В больнице было смятение: Калабухов, которого все видели — приехал комиссар на машине, а многие знали, что сегодня творится в городе, — Калабухов одумался, только остановившись в звонкой щели между стеклянными и входными дверьми. Через мощеный горячий двор он пробежал, как красный огонь.
Доктор был похож на туберкулезного Христа: доктор был туберкулезный и носил белокурую бородку, как Христос на картинах Гвидо Рени.
Доктор строил перед носом Калабухова угрожающие сферы, пронзаемые эллипсисами, гиперболами и параболами, доктор жестикулировал.
Он испугался не меньше других, но, помня о своей болезни, которая неминуемо сведет его в гроб, сделался неврастенически шумливым.
— Не могу!
— Не могу!
— Не могу!
Он разлапо очерчивал пути звезд перед носом Калабухова.
— Вы ее уморите. Вы слишком возбуждены.
Вбежал сюда Калабухов совершенно спокойный и через две минуты после того, как началась эта шумная астрономия, он обложил врача матерными словами.
И сам видя, что придется браниться, Калабухов выстроился перед ядовито плевавшимся доктором и, глядя на мятую белизну его халата, произнес внушительно:
— Товарищ.
— Товарищ доктор, — поправился он. — Вы бережете одну больную.
Неврастения заражала и его.
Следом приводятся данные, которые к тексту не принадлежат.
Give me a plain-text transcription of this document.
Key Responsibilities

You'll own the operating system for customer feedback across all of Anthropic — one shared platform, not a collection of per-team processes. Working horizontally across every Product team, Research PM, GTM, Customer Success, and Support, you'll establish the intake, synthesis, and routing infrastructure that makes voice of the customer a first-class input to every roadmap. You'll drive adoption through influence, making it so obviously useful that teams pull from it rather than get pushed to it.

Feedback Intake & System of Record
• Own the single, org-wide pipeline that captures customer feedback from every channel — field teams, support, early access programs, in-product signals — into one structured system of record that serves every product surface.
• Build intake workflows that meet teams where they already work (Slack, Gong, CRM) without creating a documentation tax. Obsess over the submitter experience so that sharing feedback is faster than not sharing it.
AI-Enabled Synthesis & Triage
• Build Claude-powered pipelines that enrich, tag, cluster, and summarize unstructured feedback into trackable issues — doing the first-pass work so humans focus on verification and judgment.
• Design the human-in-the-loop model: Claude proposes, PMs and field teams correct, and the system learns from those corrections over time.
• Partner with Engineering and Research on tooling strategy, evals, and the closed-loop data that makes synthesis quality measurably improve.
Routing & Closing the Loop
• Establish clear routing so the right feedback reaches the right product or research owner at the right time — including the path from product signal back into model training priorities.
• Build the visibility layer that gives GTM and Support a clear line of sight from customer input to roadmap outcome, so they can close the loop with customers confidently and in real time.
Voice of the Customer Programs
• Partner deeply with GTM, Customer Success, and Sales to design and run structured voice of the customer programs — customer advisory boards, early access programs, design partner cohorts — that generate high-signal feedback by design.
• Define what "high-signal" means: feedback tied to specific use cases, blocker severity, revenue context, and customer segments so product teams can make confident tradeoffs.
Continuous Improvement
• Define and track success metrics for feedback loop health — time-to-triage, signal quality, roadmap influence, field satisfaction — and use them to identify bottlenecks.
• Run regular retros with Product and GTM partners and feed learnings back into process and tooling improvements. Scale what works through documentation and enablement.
У него забился бешеным и приводящим в бешенство тиком левый глаз.
— Вы бережете одну больную, — поправившись повторил Калабухов, — так знайте, — его подмывало и выносило на какие-то горячие сквозняки внутри игравшее серьезное, ребяческое озорство. — Знайте, что на весь город наведена моя артиллерия. Я могу распорядиться перевести два орудия на вашу больницу. Мне все равно, — закончил он, и почувствовал, что говорит нелепость.
Доктор вдруг смягчился: он был сломлен.
— Разрешите тогда перенести ее в отдельную комнату.
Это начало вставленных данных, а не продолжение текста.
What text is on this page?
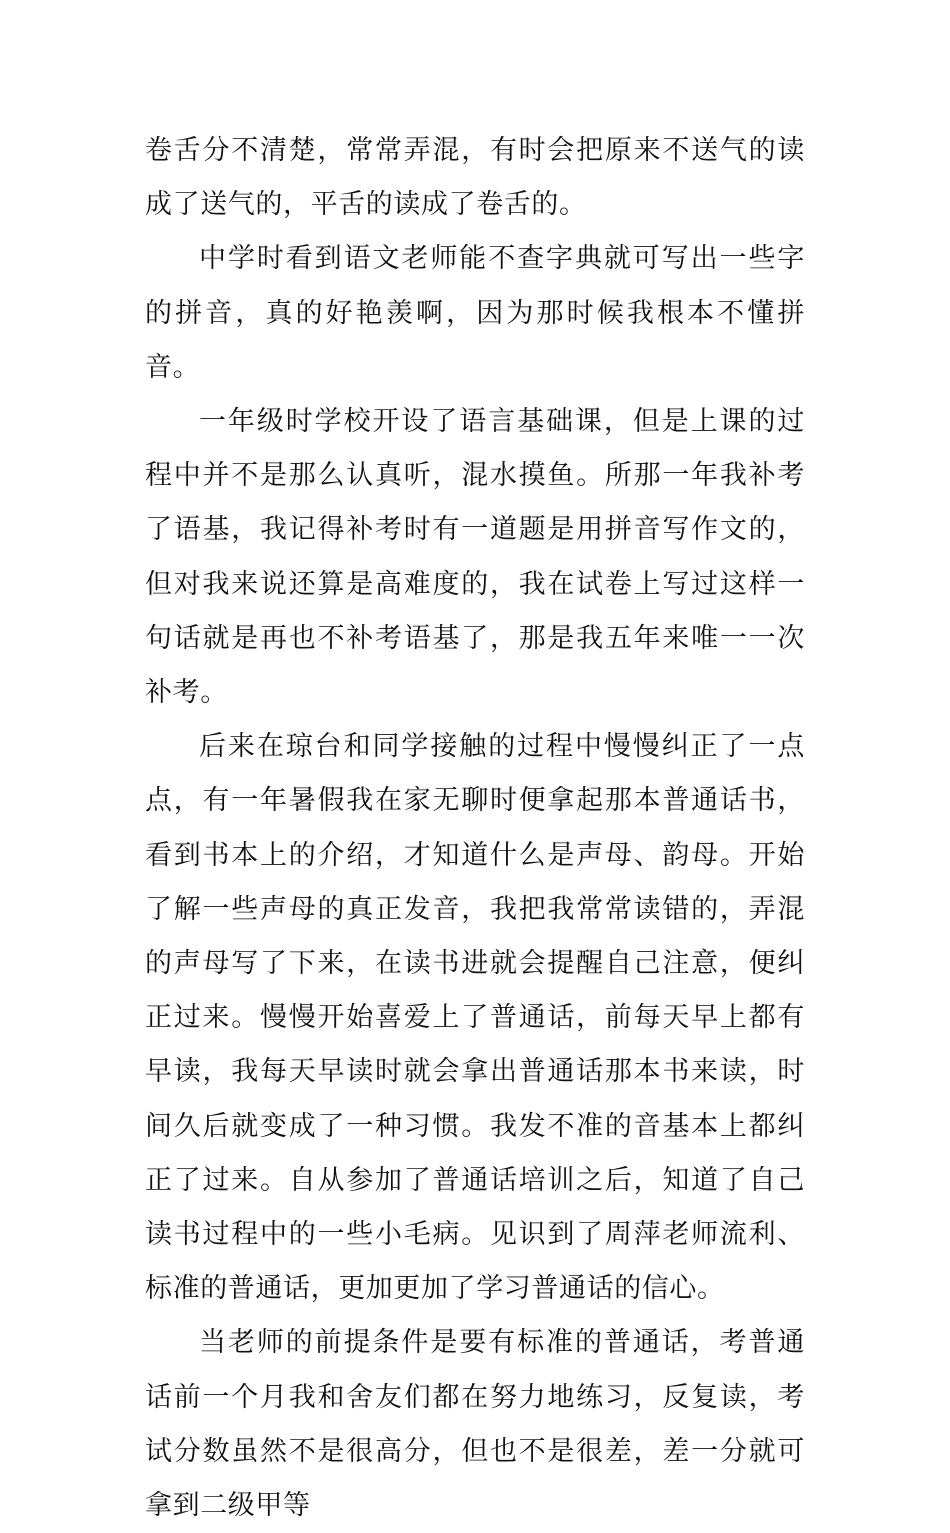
卷舌分不清楚，常常弄混，有时会把原来不送气的读成了送气的，平舌的读成了卷舌的。

中学时看到语文老师能不查字典就可写出一些字的拼音，真的好艳羡啊，因为那时候我根本不懂拼音。

一年级时学校开设了语言基础课，但是上课的过程中并不是那么认真听，混水摸鱼。所那一年我补考了语基，我记得补考时有一道题是用拼音写作文的，但对我来说还算是高难度的，我在试卷上写过这样一句话就是再也不补考语基了，那是我五年来唯一一次补考。

后来在琼台和同学接触的过程中慢慢纠正了一点点，有一年暑假我在家无聊时便拿起那本普通话书，看到书本上的介绍，才知道什么是声母、韵母。开始了解一些声母的真正发音，我把我常常读错的，弄混的声母写了下来，在读书进就会提醒自己注意，便纠正过来。慢慢开始喜爱上了普通话，前每天早上都有早读，我每天早读时就会拿出普通话那本书来读，时间久后就变成了一种习惯。我发不准的音基本上都纠正了过来。自从参加了普通话培训之后，知道了自己读书过程中的一些小毛病。见识到了周萍老师流利、标准的普通话，更加更加了学习普通话的信心。

当老师的前提条件是要有标准的普通话，考普通话前一个月我和舍友们都在努力地练习，反复读，考试分数虽然不是很高分，但也不是很差，差一分就可拿到二级甲等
— Хорошо, — согласился Калабухов неожиданно для себя, ибо он не хотел быть беспредельным самодуром. — Или нет, оставьте ее в общей палате (самодур играл), — или нет, перенесите (самодур замирал). Только скорее.
В краткой этой борьбе было побеждено самодурство, и Калабухов рассердился.
С таким сердцем он рванулся в коридор, в ответ сообщению сиделки:
— Переташшили.
В глаза ему метнулась белизна и серость, а в ноздрях зашершавился едучий ксероформ и те самые перегорелые запахи, по легчайшему веянию которых собака распознает людей. Запахи больного, потного и кального разложения.
Этим теплым бревном и шибануло в нос. Закрыв глаза, Калабухов прислонился к притолке. Рядом с ним вдруг материализовалась белизна и серость и даже чернота, сдобренная ксероформом.
Это был призрак все того же доктора. У Калабухова закружилась голова.
— Вы не туда попали. Не здесь.
— Вижу, — бешено и нетерпеливо бросил Калабухов призраку. — Я никого не беспокою и пришел к своей невесте не за беспокойством, — заявлял он другим уже тоном, как бы начиная разговор заново. — Я могу успокоить весь город ваш, и ему будет лучше, если он не будет беспокоиться.
Перед глазами Калабухова снова вырос твердейший черный предмет. Это стетоскопом замотал доктор, но, очевидно, одумавшись, взял руку Калабухова выше локтя, горячей рукой — ее прикосновение отрезвило Калабухова, — и повел по коридору: Калабухов трезвел и не сопротивлялся.
— От малейшего волненья она умрет. Некогда вам объяснять.